Monday, August 20, 2007

Place

"I really enjoy forgetting. When I first come to a place, I notice all the little details. I notice the way the sky looks. The color of white paper. The way people walk. Doorknobs. Everything. Then I get used to the place and I don't notice those things anymore. So only by forgetting can I see the place again as it really is." Narrator, True Stories

We've been busy noticing the details of this place. There is so much to see that we haven't seen before. So much that provides "scope for the imagination." So much to file away for when it all becomes commonplace and ordinary.

There's a house on the main street through town. The lawn is high and strewn with skeletal remains of lawn furniture of all sort. There, in a plastic lawn chair, during most of the daylight hours, sits a somewhat plump older woman with skin the color of milk chocolate and hair that looks a bit like it was permanently frozen into place by a Van de Graaff generator. She sits, unmoving, clutching a well-loved baby doll, once the color of peach flesh, swathed in the tattered remnants of a dress.

There's a pond not quite in and not quite out of city limits. Most of the time it lies still and unmolested. But if you happen by at the right time in the relative cool of the evening, you may find two barefooted figures seated atop overturned plastic buckets, dangling bits of bait into the murky water from their simple fishing poles.

There's a field outside of town to the south that has transformed in a matter of weeks from rows of nondescript small, leafy plants to a jungle of large bushes of yellow-green rippled tobacco. Down the road a piece is a small swamp that clearly used to be a patch of forest. Now all that remains are small, dark stumps of trees, peering out of the water as if to mark their own graves for anyone who cares to remember.

Throughout town, and scattered along the road to and from, there are dozens of structures, most of them obscured by a profusion of trees and kudzu vines, that clearly used to be someone's home. Sometimes the windows are boarded. Sometimes a weather-beaten official notice flaps on the rakishly-hanging door. Sometimes a hand-written "For Sale" sign molders on what was the lawn. Almost always you can see traces -- from the sagging roof and tumble-down outbuildings to the vine-draped car frames and silent farm equipment -- of the lives lived there before the place was given up to the elements.

There's a plot of land downtown that at first glance is just a patchy lawn, perhaps a public space. But if you walk by and look more carefully, you can make out, through the grass, the outlines of a structure that was almost certainly a house. A rusted-through pole stands sentinel in a distant part of the yard, now bereft of backboard and hoop. A string of large brown Ts lean, as if they would prefer to just take a nap in the grass, still tenuously connected by lengths of clothesline. Nearby lies the battered wood and brick pump house, and if you look carefully at the ground beside it, you can make out ruddy chunks of masonry brick sticking up through the grass. The house and its occupants are gone, hints of their lives remain.
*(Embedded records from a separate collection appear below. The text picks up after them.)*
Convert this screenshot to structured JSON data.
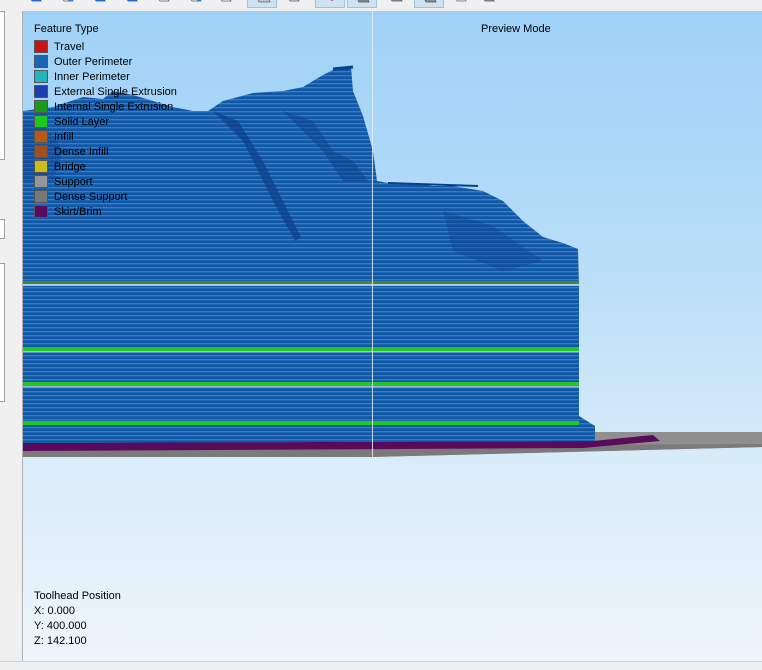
{
  "viewport": {
    "preview_mode_label": "Preview Mode",
    "legend": {
      "title": "Feature Type",
      "items": [
        {
          "label": "Travel",
          "color": "#c81414"
        },
        {
          "label": "Outer Perimeter",
          "color": "#1a64b4"
        },
        {
          "label": "Inner Perimeter",
          "color": "#1fb4be"
        },
        {
          "label": "External Single Extrusion",
          "color": "#1b3fae"
        },
        {
          "label": "Internal Single Extrusion",
          "color": "#1a9a1a"
        },
        {
          "label": "Solid Layer",
          "color": "#1ec81e"
        },
        {
          "label": "Infill",
          "color": "#b45a14"
        },
        {
          "label": "Dense Infill",
          "color": "#a04f1e"
        },
        {
          "label": "Bridge",
          "color": "#c8be1e"
        },
        {
          "label": "Support",
          "color": "#969696"
        },
        {
          "label": "Dense Support",
          "color": "#787878"
        },
        {
          "label": "Skirt/Brim",
          "color": "#5a0a5a"
        }
      ]
    },
    "toolhead": {
      "title": "Toolhead Position",
      "x": "X: 0.000",
      "y": "Y: 400.000",
      "z": "Z: 142.100"
    }
  },
  "toolbar": {
    "icons": [
      {
        "name": "view-cube-icon-1",
        "color": "#2a7fd4"
      },
      {
        "name": "view-cube-icon-2",
        "color": "#2a7fd4"
      },
      {
        "name": "view-cube-icon-3",
        "color": "#2a7fd4"
      },
      {
        "name": "view-cube-icon-4",
        "color": "#2a7fd4"
      },
      {
        "name": "view-cube-icon-5",
        "color": "#ffffff"
      },
      {
        "name": "view-cube-icon-6",
        "color": "#2a7fd4"
      },
      {
        "name": "show-model-icon",
        "color": "#c0c0c0"
      },
      {
        "name": "show-toolpath-icon",
        "color": "#c0c0c0"
      },
      {
        "name": "travel-moves-icon",
        "color": "#cc2020"
      },
      {
        "name": "solid-view-icon",
        "color": "#8a8a8a"
      },
      {
        "name": "wireframe-view-icon",
        "color": "#8a8a8a"
      },
      {
        "name": "layer-view-icon",
        "color": "#8a8a8a"
      },
      {
        "name": "mesh-view-icon",
        "color": "#c0c0c0"
      },
      {
        "name": "bed-view-icon",
        "color": "#8a8a8a"
      }
    ]
  }
}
In the neighborhoods surrounding NC State there are more used book and record stores than anything else besides eateries. The Reader's Corner stands out from the pack. The entire storefront is lined with shelves. And every shelf is lined with books. Every book is 10 or 25 cents, and there is a "honor" slot in the door. So, if you get a hankering to find something new-to-you to read at 3 am, you can walk or drive up and grab a book, as often as not bearing the name of a previous reader in faded ink inside the front cover, leaving only pocket change behind.

There is little need here to separate the new from the old. Life goes on, and what is no longer needed is abandoned. Nobody comes through with bulldozers and restores order where it is lost until commercial interests come in with their master-planned communities and revitalized ideals. Even then, the past isn't obliterated -- it is just slowly asked to give way to the new, acre by acre, and somehow the up-to-date coexists with the irrelevant. The new is built in the shadow of the old, and much of the old remains... a tangible memory of what was. I find it all comforting, somehow. Place is more than architecture and nature. It is our collective experience in the space, and it bears the imprint of otherwise forgettable lives.